A Good Life

For My Step-Dad, with Love

Moon cake

When I was 13 years old, my Mom told me she was getting married and I was furious! Absolutely indignant, in the way that only 13 year old girls can be…closing myself up in my room, spending hours on the phone with my friends (the only people in the world I was convinced knew anything about life), and just generally trying hard to make others miserable.

Mom and I were supposed to be moving to England in a few weeks- that’s where she is from and where I was born- and I thought my life was over when those plans abruptly changed. Obviously I knew she had been dating my future step-dad for some time, but I didn’t think it was serious. He’d come over to pick her up for dinner a couple of nights a week and on the weekends too, and he was nice enough, but still. We were supposed to be moving to England for goodness sake, and we’d already been shopping and everything! I kept thinking, “How can she do this to me?!” (I am using the excuse of being 13 as to why I thought everything was about me…yeah, that’s it…)

I knew my step-dad’s three daughters. They had all been lifeguards at a local pool my parents took me to and I thought they were so sweet… that’s the only thing my teen-aged mind was right about because they are.  Knowing we would be a part of the same family lessened the blow of not moving. When I met his son, I thought, “He seems ok.” Typing that now makes me laugh as I love him with all my heart and know he loves me too!

In the weeks before the wedding, my Mom was so happy and my selfish heart softened… a little. The service was beautiful and I could see how much he loved her.
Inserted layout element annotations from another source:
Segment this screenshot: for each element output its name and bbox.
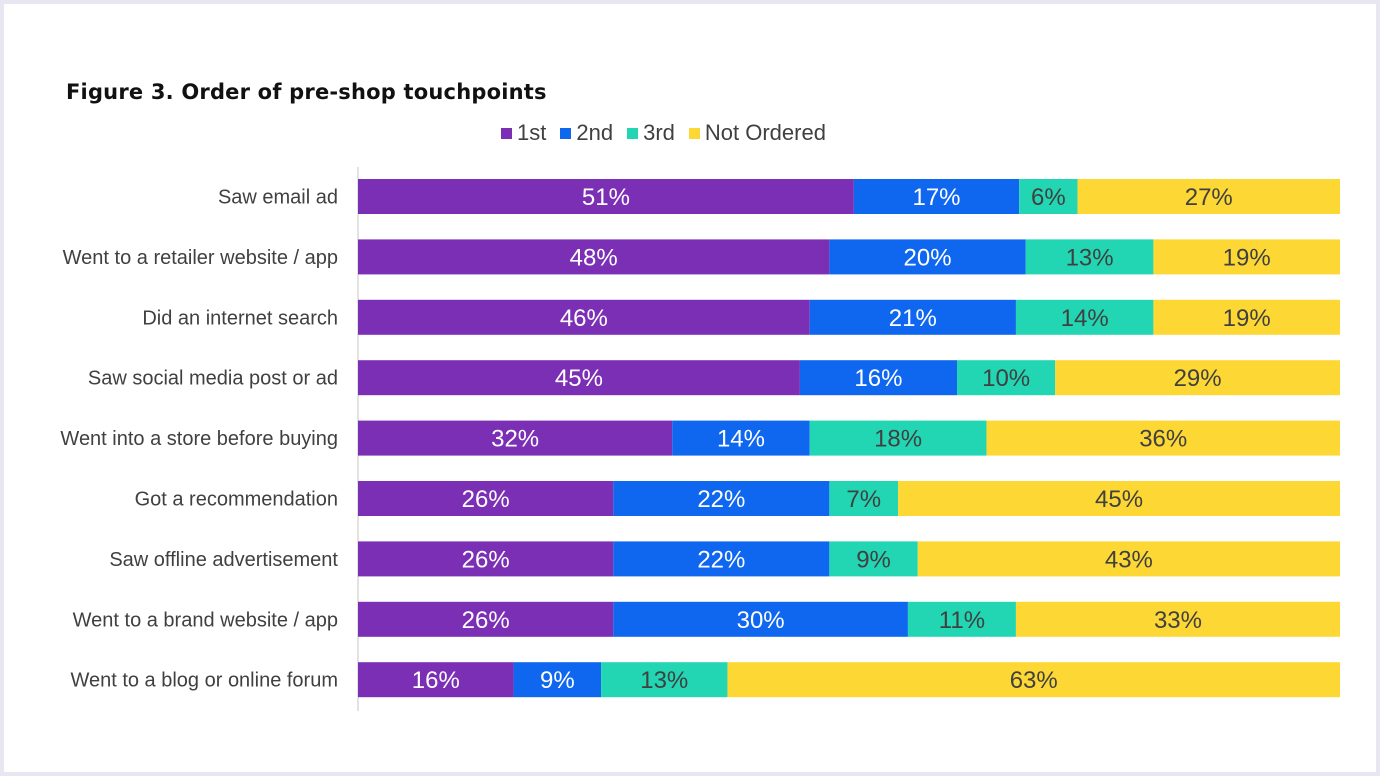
category-label: Saw social media post or ad [88, 368, 338, 390]
bar-segment-2nd [513, 662, 602, 698]
bar-segment-not-ordered [1153, 299, 1340, 335]
data-label: 11% [939, 607, 985, 634]
data-label: 26% [462, 546, 510, 573]
category-label: Saw email ad [218, 187, 338, 209]
bar-segment-3rd [829, 541, 918, 577]
bar-segment-3rd [1015, 299, 1154, 335]
legend-label: 1st [517, 120, 547, 145]
category-label: Went into a store before buying [60, 428, 338, 450]
bar-segment-3rd [601, 662, 728, 698]
data-label: 14% [717, 426, 765, 453]
data-label: 16% [412, 667, 460, 694]
data-label: 36% [1139, 426, 1187, 453]
data-label: 43% [1105, 546, 1153, 573]
stacked-bar-chart: Saw email ad 51% 17% 6% 27% Went to a retaile… [60, 167, 1340, 711]
legend-item-1st: 1st [501, 120, 546, 146]
bar-segment-not-ordered [917, 541, 1340, 577]
data-label: 17% [912, 184, 960, 211]
data-label: 9% [856, 546, 891, 573]
legend-label: Not Ordered [704, 120, 826, 145]
legend-item-2nd: 2nd [560, 120, 613, 146]
bar-segment-2nd [672, 420, 810, 456]
data-label: 19% [1223, 305, 1271, 332]
bar-segment-1st [358, 179, 854, 214]
chart-title: Figure 3. Order of pre-shop touchpoints [66, 80, 547, 104]
bar-segment-3rd [957, 360, 1056, 396]
bar-segment-3rd [1025, 239, 1154, 275]
bar-segment-1st [358, 360, 800, 396]
bar-segment-3rd [809, 420, 987, 456]
legend-swatch [501, 127, 512, 139]
data-label: 16% [854, 365, 902, 392]
data-label: 26% [462, 486, 510, 513]
bar-segment-2nd [613, 601, 908, 637]
bar-segment-not-ordered [898, 481, 1340, 516]
legend-label: 3rd [643, 120, 675, 145]
data-label: 22% [697, 486, 745, 513]
data-label: 22% [697, 546, 745, 573]
category-label: Saw offline advertisement [109, 549, 338, 571]
data-label: 46% [560, 305, 608, 332]
data-label: 13% [640, 667, 688, 694]
bar-segment-2nd [613, 541, 830, 577]
bar-segment-2nd [613, 481, 830, 516]
data-label: 9% [540, 667, 575, 694]
category-label: Got a recommendation [135, 489, 338, 511]
data-label: 51% [582, 184, 630, 211]
bar-segment-2nd [829, 239, 1026, 275]
bar-segment-1st [358, 481, 614, 516]
data-label: 45% [555, 365, 603, 392]
data-label: 45% [1095, 486, 1143, 513]
legend-swatch [627, 127, 639, 139]
chart-frame: Figure 3. Order of pre-shop touchpoints … [4, 4, 1376, 772]
category-label: Went to a brand website / app [73, 609, 338, 631]
data-label: 29% [1174, 365, 1222, 392]
category-label: Did an internet search [142, 307, 338, 329]
bar-segment-1st [358, 541, 614, 577]
data-label: 32% [491, 426, 539, 453]
bar-segment-not-ordered [1077, 179, 1340, 214]
bar-segment-not-ordered [986, 420, 1340, 456]
data-label: 30% [737, 607, 785, 634]
category-label: Went to a blog or online forum [70, 670, 338, 692]
bar-segment-2nd [799, 360, 958, 396]
data-label: 7% [846, 486, 881, 513]
bar-segment-3rd [907, 601, 1016, 637]
data-label: 13% [1066, 244, 1114, 271]
legend-item-not-ordered: Not Ordered [688, 120, 826, 146]
legend-swatch [560, 127, 572, 139]
data-label: 33% [1154, 607, 1202, 634]
legend-label: 2nd [576, 120, 614, 145]
data-label: 27% [1185, 184, 1233, 211]
bar-segment-1st [358, 420, 673, 456]
bar-segment-1st [358, 662, 514, 698]
legend-swatch [688, 127, 700, 139]
legend-item-3rd: 3rd [627, 120, 675, 146]
category-label: Went to a retailer website / app [63, 247, 338, 269]
bar-segment-not-ordered [1055, 360, 1340, 396]
bar-segment-2nd [853, 179, 1020, 214]
bar-segment-3rd [829, 481, 899, 516]
data-label: 14% [1061, 305, 1109, 332]
bar-segment-3rd [1019, 179, 1078, 214]
bar-segment-1st [358, 239, 830, 275]
data-label: 21% [889, 305, 937, 332]
bar-segment-not-ordered [1015, 601, 1340, 637]
bar-segment-2nd [809, 299, 1016, 335]
data-label: 19% [1223, 244, 1271, 271]
data-label: 26% [462, 607, 510, 634]
bar-segment-1st [358, 299, 810, 335]
data-label: 48% [570, 244, 618, 271]
chart-legend: 1st 2nd 3rd Not Ordered [501, 119, 840, 147]
data-label: 18% [874, 426, 922, 453]
data-label: 6% [1031, 184, 1066, 211]
bar-segment-1st [358, 601, 614, 637]
bar-segment-not-ordered [1153, 239, 1340, 275]
bar-segment-not-ordered [727, 662, 1340, 698]
data-label: 10% [982, 365, 1030, 392]
data-label: 20% [904, 244, 952, 271]
data-label: 63% [1010, 667, 1058, 694]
My step-dad has always been an animated storyteller. He’d come home from work telling tales of what had happened in the hospital or clinic that day, and I was fascinated. He was very patient with my many questions. The influence he has had in my life led me to eventually become a nurse. Days of being polite to each other turned into his kicking the soccer ball with me in the evenings and then into “Can I come too?” whenever he had to run errands. Two of his favorite places were Radio Shack and the hardware store, and soon I was his permanent tag-along. He didn’t seem to mind. He taught me how to drive a boat, jump-start a car battery (many times, thanks to the very old Chevy Vega he had), use a come-along for fence repair, and to pursue knowledge. He’d become a constant in my life, always there, and I’m forever grateful.  About a year ago, I was facing a professional dilemma and he was the only one I wanted to tell. I asked him, “Will you please listen to me as a doctor and then talk to me as my Dad?” That’s just what he did.

Fast forward through the decades…two days ago, we celebrated his 90th birthday. He loved telling stories as much as we loved hearing them, and it was glorious to see him so happy and laughing a lot! He shared with us, “I sometimes forget what a good life I’ve had!” Don’t forget, Dad, and please know how very much you are loved.

Dr M 90

 

 

Author: awhitlow2

Murder can take a long time if you’re writing about it. My name is Ashleigh, and I’m a recovering next-timer… we’ll get together next time, I’ll call you next time, I’ll write about it next time, I’ll tell you I love you next time. Then reality hit (finally) that there may not be a next time and I was stunned. What?! We only get one shot at life? Really?! I’m also a recovering slow-learner. So in light of that realization that was over 40 years in the making, I’m writing my first novel- murder, love, redemption. I’m not sure what direction it will take but am enjoying the process and isn’t that what life’s all about anyway? More importantly, I’m living with gratitude for my family; God opened my eyes to the blessings of family and I’m thankful to Him and them for hanging in there with me all these years. (Did I mention I’m a slow-learner?) I’m a mother, a daughter, a sister, an aunt, a cousin, a nurse, and a writer who LOVES to sing. Loudly. Badly. When no one else is around to hear it. Except the cat. Poor cat.

8 thoughts on “A Good Life”

    1. Thank you so much, and I am in awe of your comment about patience and love- wow! I’m definitely blessed Mom said “yes” all those years ago.

  1. This was really a beautiful and moving post. I learned to love your step father through you, and look forward to getting to know you better (as I’ve just discovered you). This was a fine introduction.

  2. What a heart-warming and endearing story. It’s so vividly written I could see you pouting in your bedroom while on the phone with your girlfriends and as your world was “ending”.

    1. Thank you for your kind words! That truly means a lot. Haha, yes I did think the world was coming to an end, but God had other plans and I cannot now imagine life without the wonderful family we joined.